The real problem is that the movie and music industries just don't get it. They are not giving their customers what they want. The Internet has opened the door to a completely different method of distribution, one that is cheap and easy and doesn't even require leaving your room. People like this. They want to get music online. Only recently has the recording industry begun to figure this out, and the movie industry has a long way to go.

With the rise of popular pay sites such as Apple's iTunes Music Store, it is obvious that people are willing to pay for online music. "Browsing in a store is horrible because you need to know what to look for," says graduate computer science student James Esslinger. "On the Web you can find exactly what type of music you like, then go purchase it from iTunes."

At the same time, it is clear that online customers still have certain demands that the recording industry does not understand. The industry wants to use Digital Rights Management technology to limit what users can do with the music they purchase online. For instance, iTunes limits the number of times that a purchased song can be burned to a CD. It also does not allow purchased music to be transferred to other computers without first burning it to a CD and then ripping it back from the CD.

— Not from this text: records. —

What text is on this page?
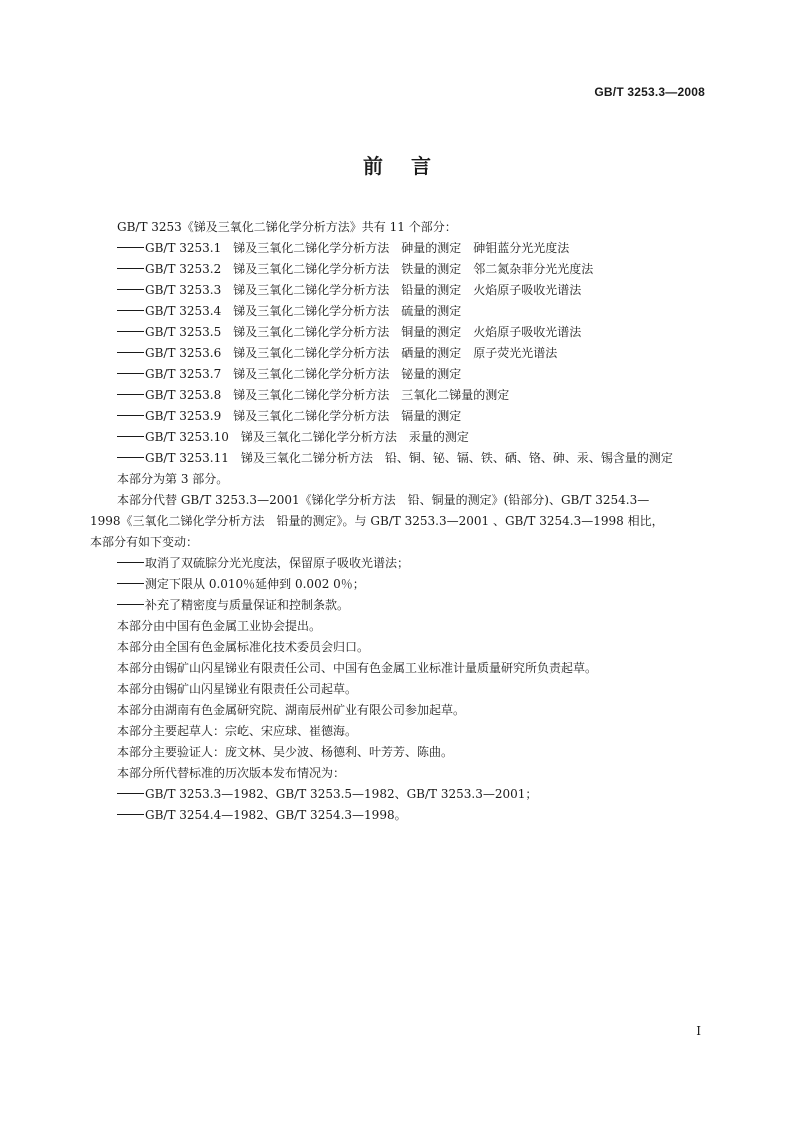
GB/T 3253.3—2008
前言
GB/T 3253《锑及三氧化二锑化学分析方法》共有 11 个部分：
GB/T 3253.1　锑及三氧化二锑化学分析方法　砷量的测定　砷钼蓝分光光度法
GB/T 3253.2　锑及三氧化二锑化学分析方法　铁量的测定　邻二氮杂菲分光光度法
GB/T 3253.3　锑及三氧化二锑化学分析方法　铅量的测定　火焰原子吸收光谱法
GB/T 3253.4　锑及三氧化二锑化学分析方法　硫量的测定
GB/T 3253.5　锑及三氧化二锑化学分析方法　铜量的测定　火焰原子吸收光谱法
GB/T 3253.6　锑及三氧化二锑化学分析方法　硒量的测定　原子荧光光谱法
GB/T 3253.7　锑及三氧化二锑化学分析方法　铋量的测定
GB/T 3253.8　锑及三氧化二锑化学分析方法　三氧化二锑量的测定
GB/T 3253.9　锑及三氧化二锑化学分析方法　镉量的测定
GB/T 3253.10　锑及三氧化二锑化学分析方法　汞量的测定
GB/T 3253.11　锑及三氧化二锑分析方法　铅、铜、铋、镉、铁、硒、铬、砷、汞、锡含量的测定
本部分为第 3 部分。
本部分代替 GB/T 3253.3—2001《锑化学分析方法　铅、铜量的测定》(铅部分)、GB/T 3254.3—
1998《三氧化二锑化学分析方法　铅量的测定》。与 GB/T 3253.3—2001 、GB/T 3254.3—1998 相比，
本部分有如下变动：
取消了双硫腙分光光度法，保留原子吸收光谱法；
测定下限从 0.010％延伸到 0.002 0％；
补充了精密度与质量保证和控制条款。
本部分由中国有色金属工业协会提出。
本部分由全国有色金属标准化技术委员会归口。
本部分由锡矿山闪星锑业有限责任公司、中国有色金属工业标准计量质量研究所负责起草。
本部分由锡矿山闪星锑业有限责任公司起草。
本部分由湖南有色金属研究院、湖南辰州矿业有限公司参加起草。
本部分主要起草人：宗屹、宋应球、崔德海。
本部分主要验证人：庞文林、吴少波、杨德利、叶芳芳、陈曲。
本部分所代替标准的历次版本发布情况为：
GB/T 3253.3—1982、GB/T 3253.5—1982、GB/T 3253.3—2001；
GB/T 3254.4—1982、GB/T 3254.3—1998。
I
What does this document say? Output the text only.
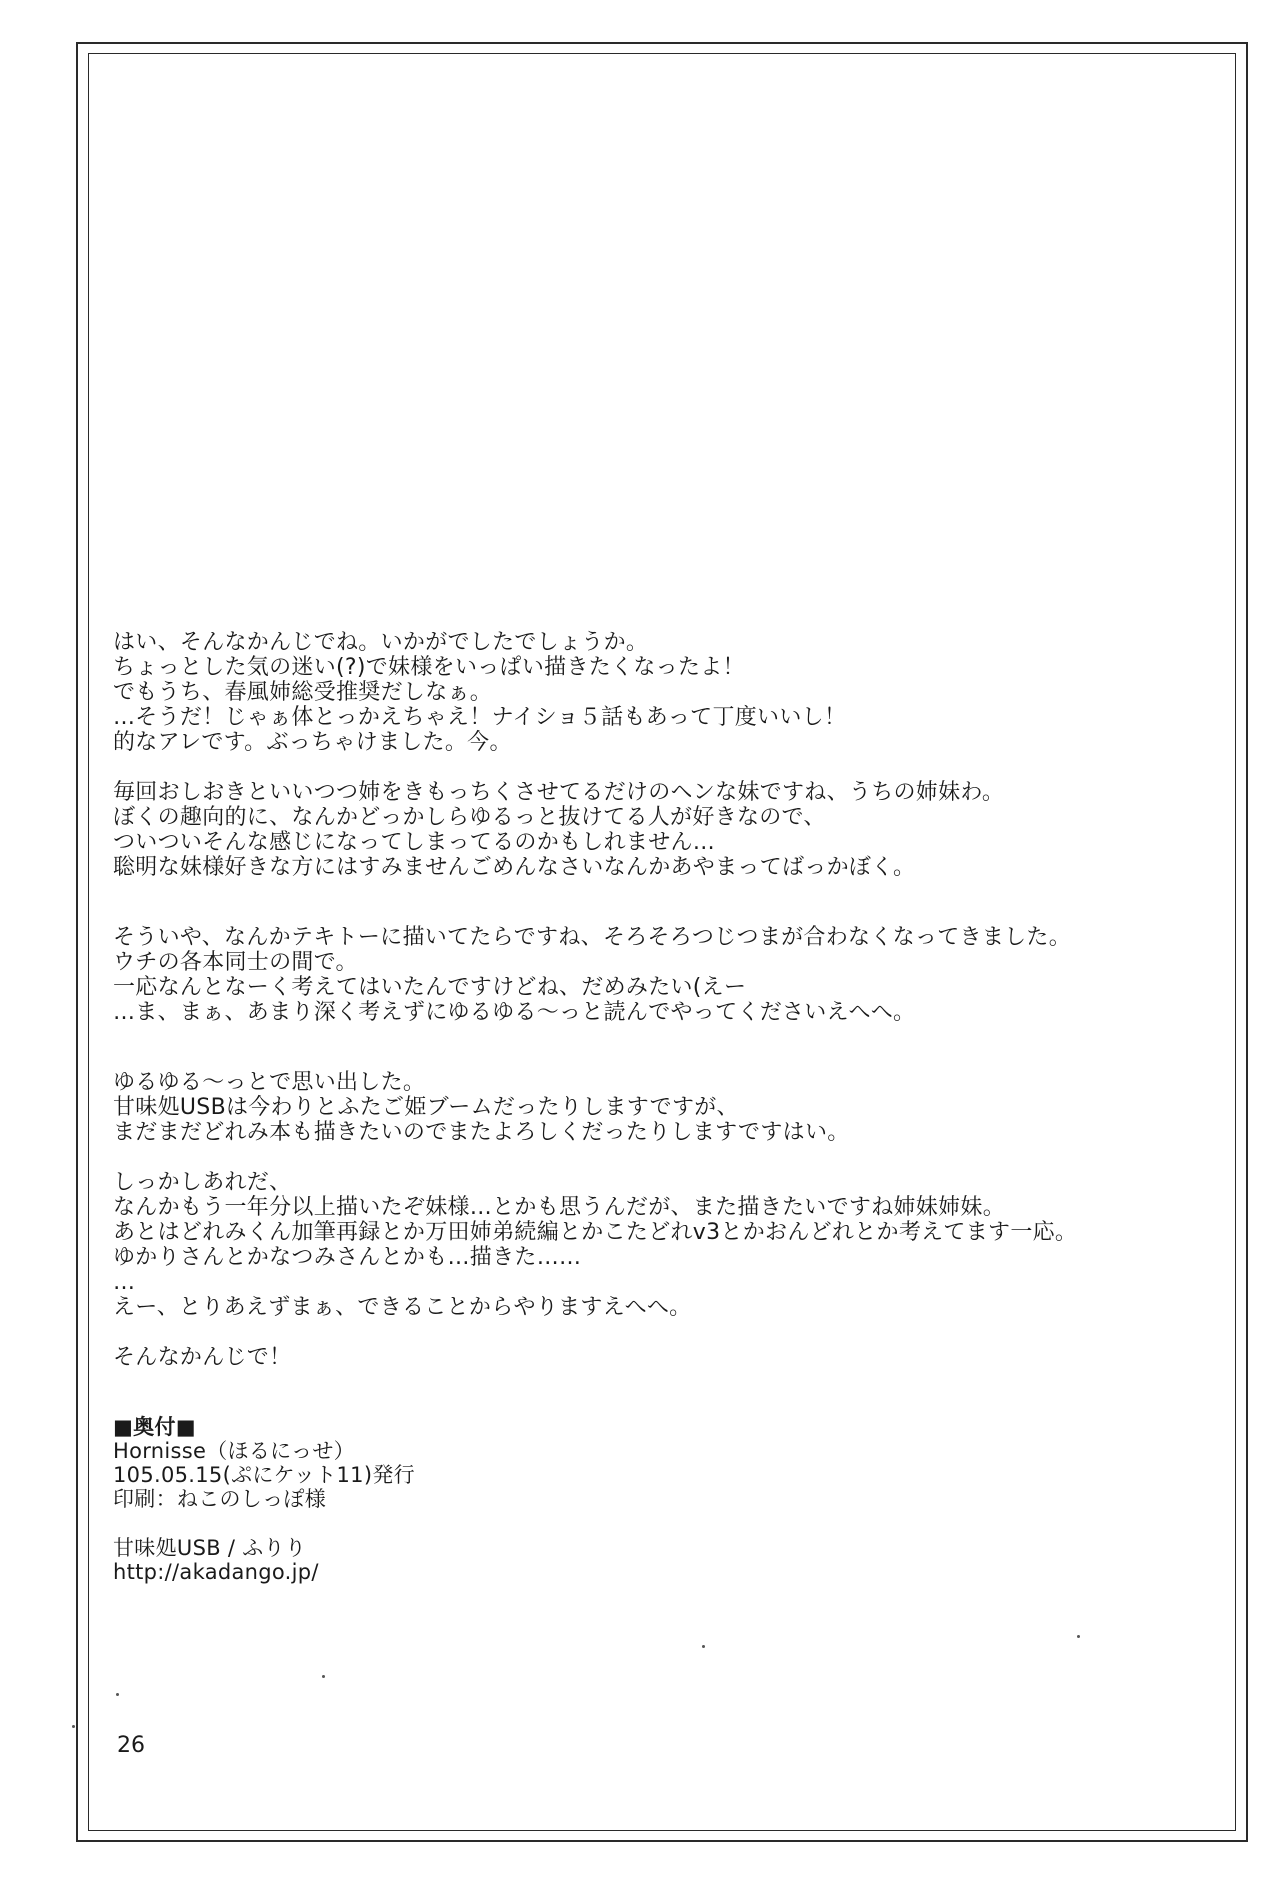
はい、そんなかんじでね。いかがでしたでしょうか。
ちょっとした気の迷い(?)で妹様をいっぱい描きたくなったよ！
でもうち、春風姉総受推奨だしなぁ。
…そうだ！じゃぁ体とっかえちゃえ！ナイショ５話もあって丁度いいし！
的なアレです。ぶっちゃけました。今。
毎回おしおきといいつつ姉をきもっちくさせてるだけのヘンな妹ですね、うちの姉妹わ。
ぼくの趣向的に、なんかどっかしらゆるっと抜けてる人が好きなので、
ついついそんな感じになってしまってるのかもしれません…
聡明な妹様好きな方にはすみませんごめんなさいなんかあやまってばっかぼく。
そういや、なんかテキトーに描いてたらですね、そろそろつじつまが合わなくなってきました。
ウチの各本同士の間で。
一応なんとなーく考えてはいたんですけどね、だめみたい(えー
…ま、まぁ、あまり深く考えずにゆるゆる～っと読んでやってくださいえへへ。
ゆるゆる～っとで思い出した。
甘味処USBは今わりとふたご姫ブームだったりしますですが、
まだまだどれみ本も描きたいのでまたよろしくだったりしますですはい。
しっかしあれだ、
なんかもう一年分以上描いたぞ妹様…とかも思うんだが、また描きたいですね姉妹姉妹。
あとはどれみくん加筆再録とか万田姉弟続編とかこたどれv3とかおんどれとか考えてます一応。
ゆかりさんとかなつみさんとかも…描きた……
…
えー、とりあえずまぁ、できることからやりますえへへ。
そんなかんじで！
■奥付■
Hornisse（ほるにっせ）
105.05.15(ぷにケット11)発行
印刷：ねこのしっぽ様
甘味処USB / ふりり
http://akadango.jp/
26
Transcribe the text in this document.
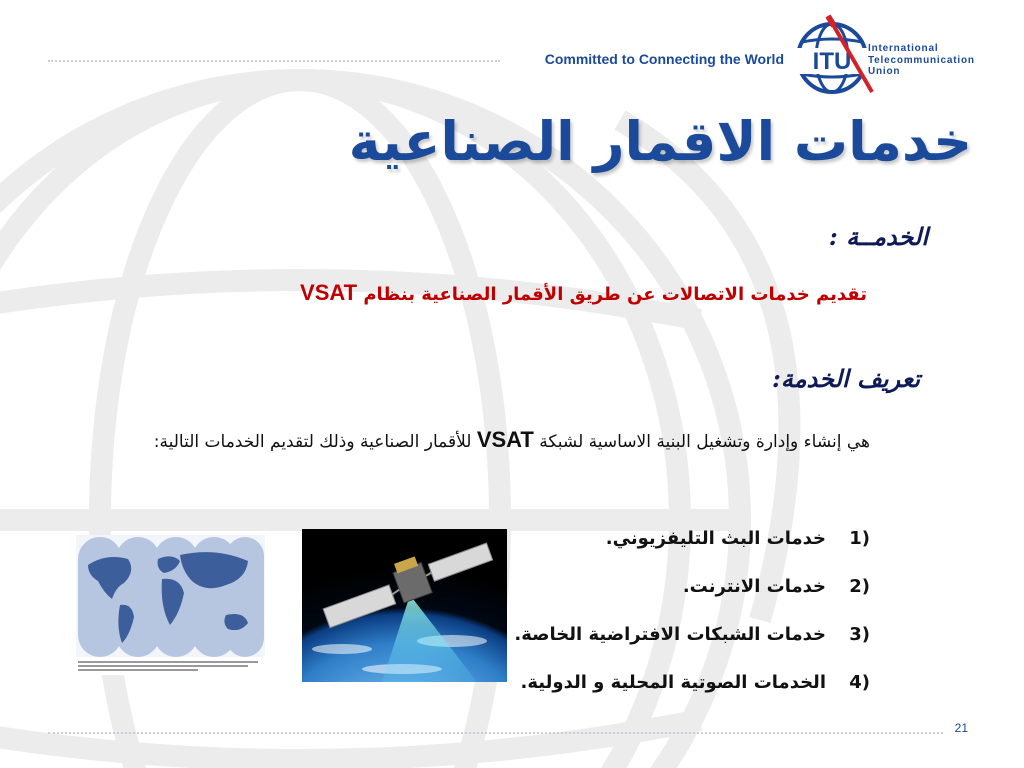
Committed to Connecting the World ITU International
Telecommunication
Union
خدمات الاقمار الصناعية
الخدمــة :
تقديم خدمات الاتصالات عن طريق الأقمار الصناعية بنظام VSAT
تعريف الخدمة:
هي إنشاء وإدارة وتشغيل البنية الاساسية لشبكة VSAT للأقمار الصناعية وذلك لتقديم الخدمات التالية:
(1
خدمات البث التليفزيوني.
(2
خدمات الانترنت.
(3
خدمات الشبكات الافتراضية الخاصة.
(4
الخدمات الصوتية المحلية و الدولية.
21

Online pricing is also an issue. So far, people seem happy with the standard iTunes price of 99 cents per track and $9.99 per album, but some record labels are pressuring Apple to raise those prices and even threatening to pull their songs if Apple does not cooperate. They also want the option to make popular songs more expensive.

The music industry wants to blame piracy on falling sales, when they should be blaming themselves. While demand for CDs has fallen in the last decade, the price has steadily increased. Did anyone in this industry ever take an economics course? Raising prices causes demand to go down.

Another good economics lesson for the industry to learn is that giving consumers what they want leads to profit. Consumers want to purchase individual songs online, not pay up to $20 for an album with one good song on it.

The industry needs to wake up, because their market is changing with or without them, and suing their customers can only take them so far.